Consequently, the green transition is high on the agenda of the U.S.-EU Trade and Technology Council (TTC), through which the transatlantic partners launched the Clean Energy Incentives Dialogue and the Transatlantic Initiative on Sustainable Trade. Unilateral or bilateral initiatives, however, will not be sufficient. The transatlantic partners are therefore cooperating in various plurilateral and multilateral institutions as well as clubs on climate change issues. Given these initiatives, the question arises: How promising are existing plurilateral initiatives to drive forward the transition of the global economy? And what role do the EU and the United States play in them?
This study will take a closer look at the following initiatives: The Climate Club of the G7, the G20, the Structured Discussions of the World Trade Organization (WTO), and the Indo-Pacific Economic Framework for Prosperity (IPEF). Both the United States and the EU are members of most of these initiatives. So far, the United States has not taken part in the WTO’s Fossil Fuel Subsidy Reform Initiative, and the EU is not a member of IPEF. As the EU-U.S. Global Arrangement on Sustainable Steel and Aluminum has not come into being yet, it will not be analyzed in this study. While the G20 differs from the other selected plurilaterals (longer in existence, more institutionalized, more formal, much broader topics coverage), it is included in this study because of its importance for cooperation between the Global North and the Global South. There are other plurilateral intergovernmental initiatives that would be worth studying, of which neither the United States nor the EU are currently members. One of them is the Agreement on Climate Change, Trade and Sustainability (ACCTS). Individual EU member states and the United States also take part in some plurilateral public-private partnership initiatives.
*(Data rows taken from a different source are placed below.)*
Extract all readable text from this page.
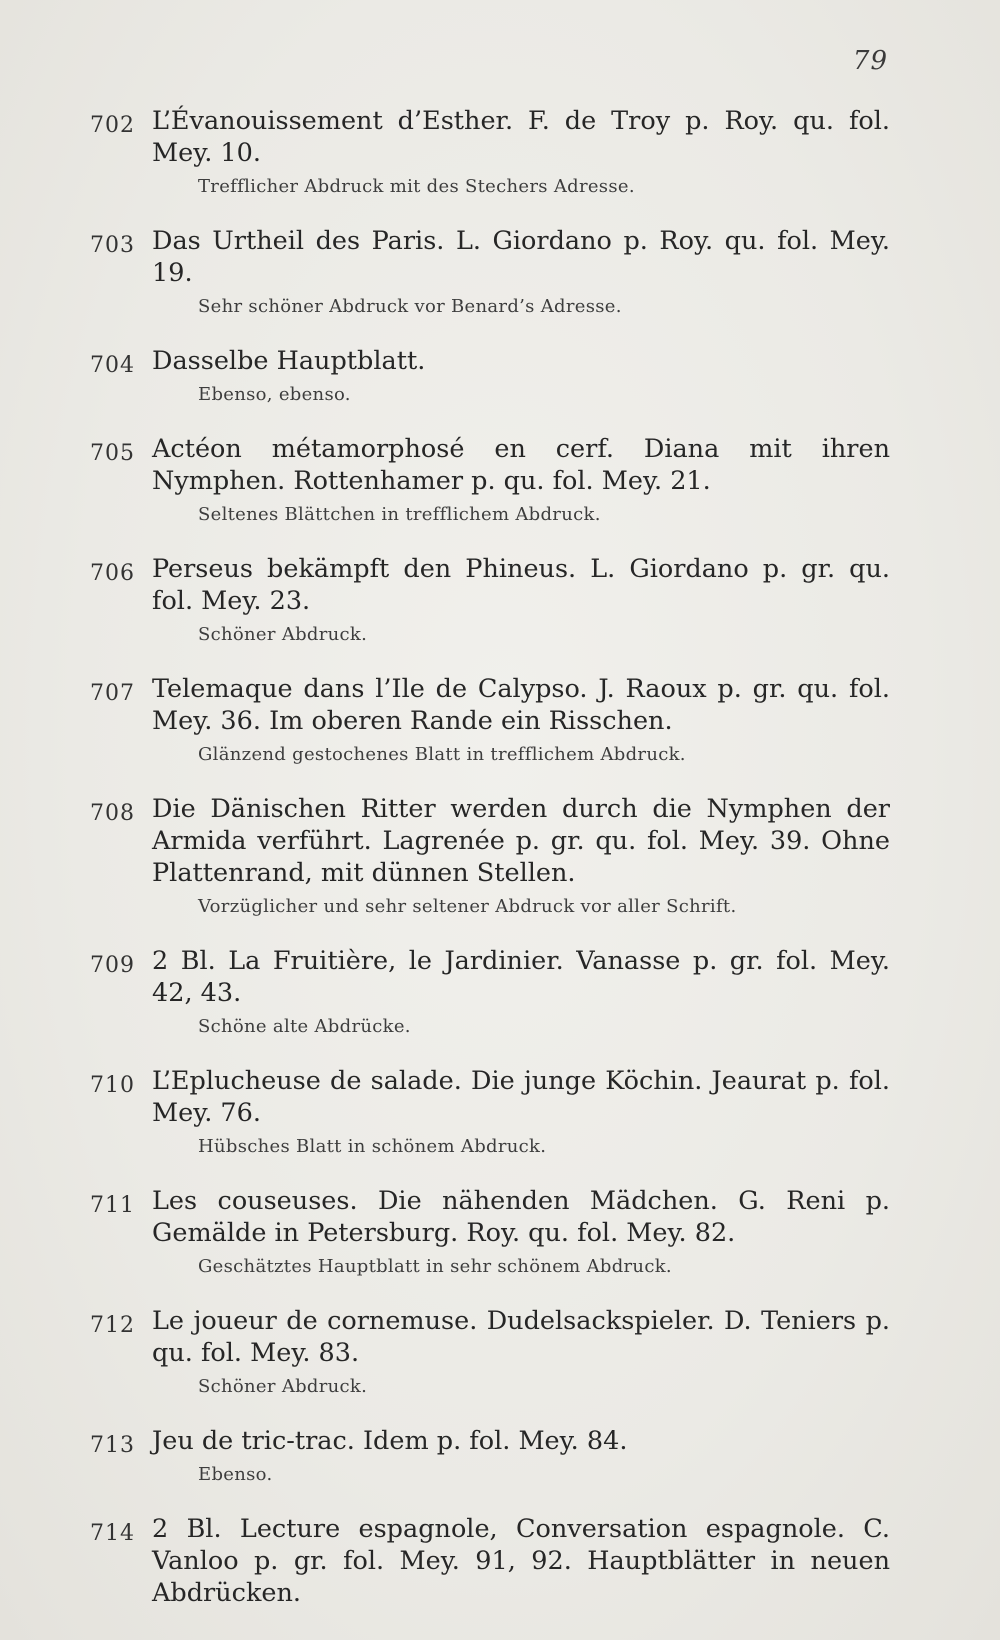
79
702 L’Évanouissement d’Esther. F. de Troy p. Roy. qu. fol. Mey. 10.
Trefflicher Abdruck mit des Stechers Adresse.
703 Das Urtheil des Paris. L. Giordano p. Roy. qu. fol. Mey. 19.
Sehr schöner Abdruck vor Benard’s Adresse.
704 Dasselbe Hauptblatt.
Ebenso, ebenso.
705 Actéon métamorphosé en cerf. Diana mit ihren Nymphen. Rottenhamer p. qu. fol. Mey. 21.
Seltenes Blättchen in trefflichem Abdruck.
706 Perseus bekämpft den Phineus. L. Giordano p. gr. qu. fol. Mey. 23.
Schöner Abdruck.
707 Telemaque dans l’Ile de Calypso. J. Raoux p. gr. qu. fol. Mey. 36. Im oberen Rande ein Risschen.
Glänzend gestochenes Blatt in trefflichem Abdruck.
708 Die Dänischen Ritter werden durch die Nymphen der Armida verführt. Lagrenée p. gr. qu. fol. Mey. 39. Ohne Plattenrand, mit dünnen Stellen.
Vorzüglicher und sehr seltener Abdruck vor aller Schrift.
709 2 Bl. La Fruitière, le Jardinier. Vanasse p. gr. fol. Mey. 42, 43.
Schöne alte Abdrücke.
710 L’Eplucheuse de salade. Die junge Köchin. Jeaurat p. fol. Mey. 76.
Hübsches Blatt in schönem Abdruck.
711 Les couseuses. Die nähenden Mädchen. G. Reni p. Gemälde in Petersburg. Roy. qu. fol. Mey. 82.
Geschätztes Hauptblatt in sehr schönem Abdruck.
712 Le joueur de cornemuse. Dudelsackspieler. D. Teniers p. qu. fol. Mey. 83.
Schöner Abdruck.
713 Jeu de tric-trac. Idem p. fol. Mey. 84.
Ebenso.
714 2 Bl. Lecture espagnole, Conversation espagnole. C. Vanloo p. gr. fol. Mey. 91, 92. Hauptblätter in neuen Abdrücken.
In the following, each of the selected initiatives will be briefly described before analyzing the member and interest constellation with a closer focus on the United States and the EU. Subsequently, two questions will be answered: How well does the initiative address the interplay between the three dimensions of sustainability? How legitimate and effective is the initiative? As such, a focus will be placed on membership and openness. Effectiveness is to be understood as the degree to which a plurilateral initiative is successful in producing a desired result. A word of caution is in order here: many of these initiatives have not been fully implemented yet. Thus, their evaluation is a work in progress. The paper ends with some recommendations to the transatlantic partners.